The lawsuits all carry the same essential claims against the hair product makers, accusing them of misleading consumers about the safety of their products; failing to warn consumers of the health risks allegedly associated with using the products; breach of warranty, under both state and federal laws; and fraud, as well as personal injury and wrongful death claims.
They are seeking a potentially massive payout, including punitive damages, which are damages awarded entirely to punish defendants, and are ordered on top of actual financial losses or to cover actual medical bills.
To date, the actual financial award sought by the plaintiffs has not been made public.
No case from the sprawling litigation has yet gone to trial.

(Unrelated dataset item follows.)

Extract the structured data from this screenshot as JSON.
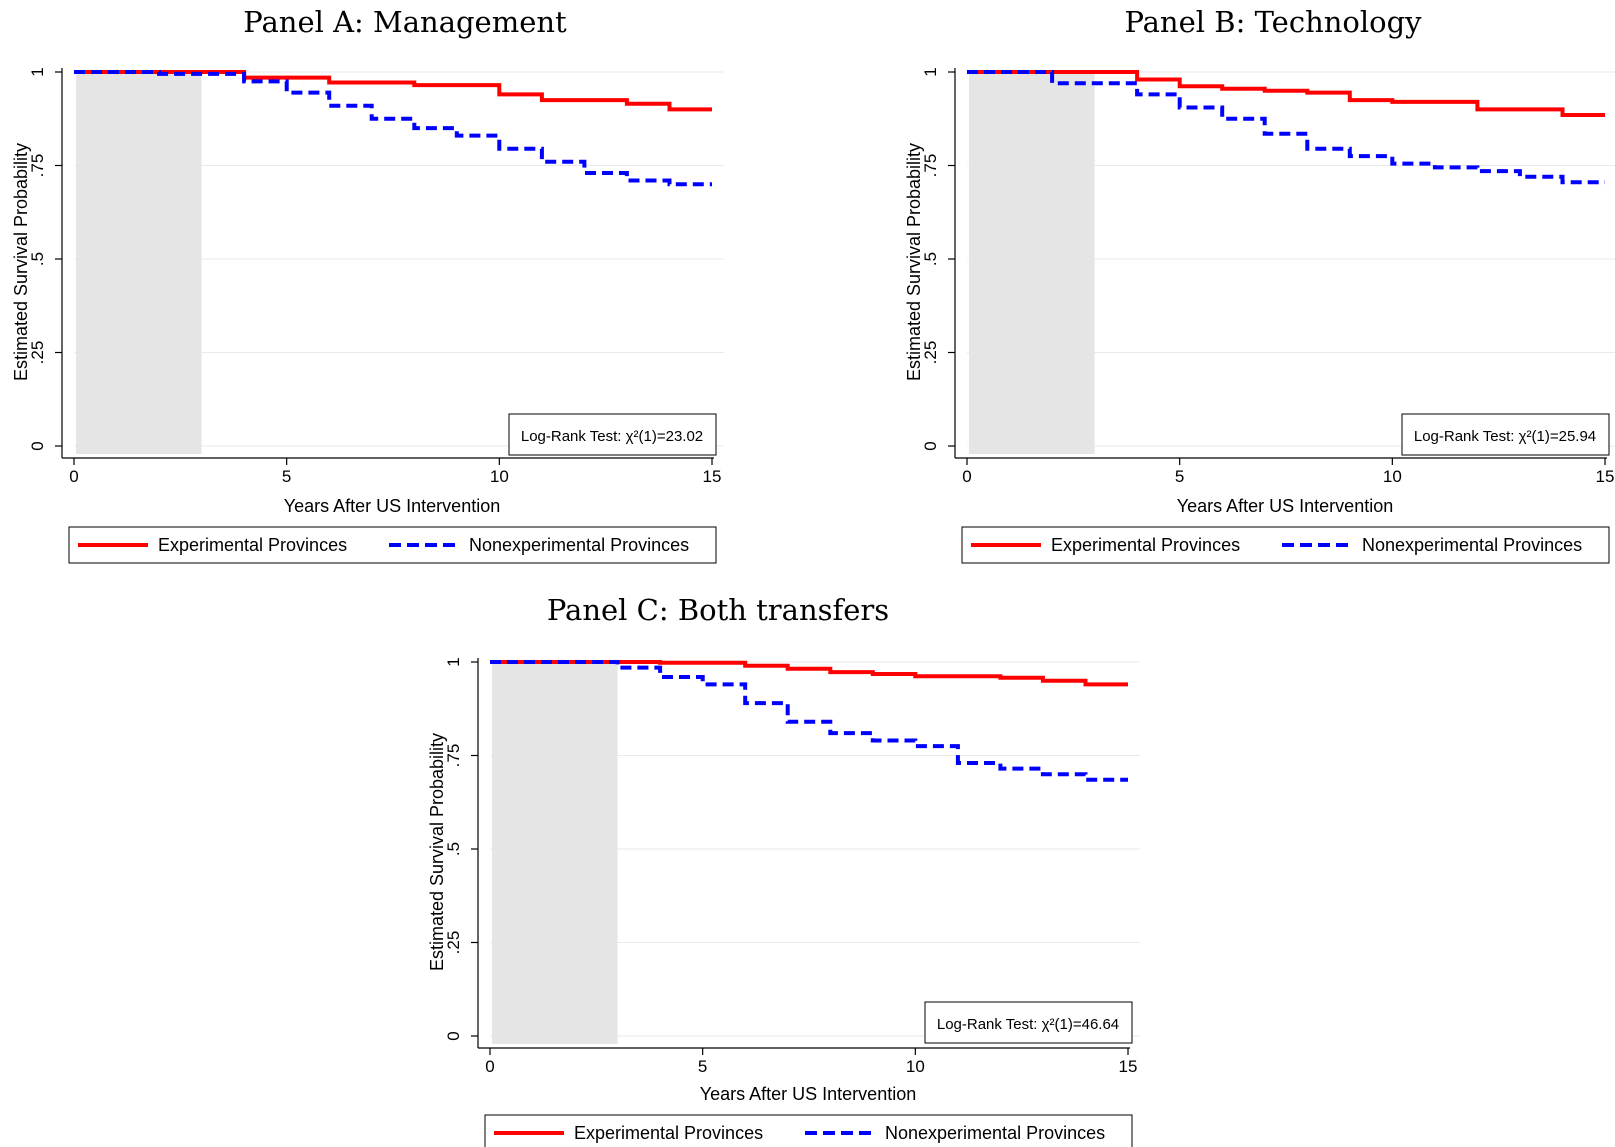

According to a post published on a blog concerning the hair relaxer litigation maintained by the plaintiffs’ law firm of Miller & Zois, of Baltimore, the first of several proposed so-called “bellwether trials” could proceed in the fall of 2025, with others potentially following in early 2026.
Bellwether trials are typically held in such consolidated litigation to allow judges and juries to select a few representative cases and evaluate the claims and evidence common to most of the remaining cases. Verdicts one way or another could then influence an ultimate settlement or lead to further trials.
To this point, Revlon and others have failed to significantly diminish or toss the legal claims against them.
Amid the legal proceedings, Revlon sought Chapter 11 bankruptcy protection, to allow the company to restructure $2.7 billion of its debt and address “enterprise-threatening risks” to the company. As part of those proceedings, the company secured an order from a bankruptcy judge in the Southern District of New York that appeared to limit the potential damage the company could face as it attempts to resolve the hair relaxer lawsuits.
Under that 2023 order, the bankruptcy court said people with claims against Revlon must file a proof of claim by April 2023, or potentially not have any claim to “distribution” from Revlon “on account of a Hair Straightening Claim.”
Citing that decision, Revlon asked Judge Rowland to strike class actions filed against the company that Revlon asserted would improperly include an untold number of plaintiffs whose claims against Revlon don’t comply with the bankruptcy court’s instructions.
The company said the class actions amount to an “end-run around the bankruptcy court’s orders and Plan.”
In response, plaintiffs asserted Revlon sought an overly simplistic application of the bankruptcy court’s orders to the litigation. They asserted pulling the plug on the class actions would wrongly block out people with claims that could somehow still be viable, even under the bankruptcy court’s order, based on the unique circumstances and facts behind their claims.
While agreeing that the bankruptcy court’s order could limit the number of claims faced by Revlon, Judge Rowland said she also agreed with plaintiffs’ assertions that courts and the parties must yet detangle the knot of litigation and competing claims to determine which fall under the bankruptcy court’s order and which do not.
And she said that work should be completed first in the bankruptcy court in New York.
At the same time in other orders, Judge Rowland rejected other attempts by Revlon to end the class action litigation. These included a rejection of Revlon’s attempt to end class claims asserting plaintiffs who can’t demonstrate they were actually harmed by the products.
Revlon argued plaintiffs shouldn’t be allowed to advance class action claims over merely “economic damages.”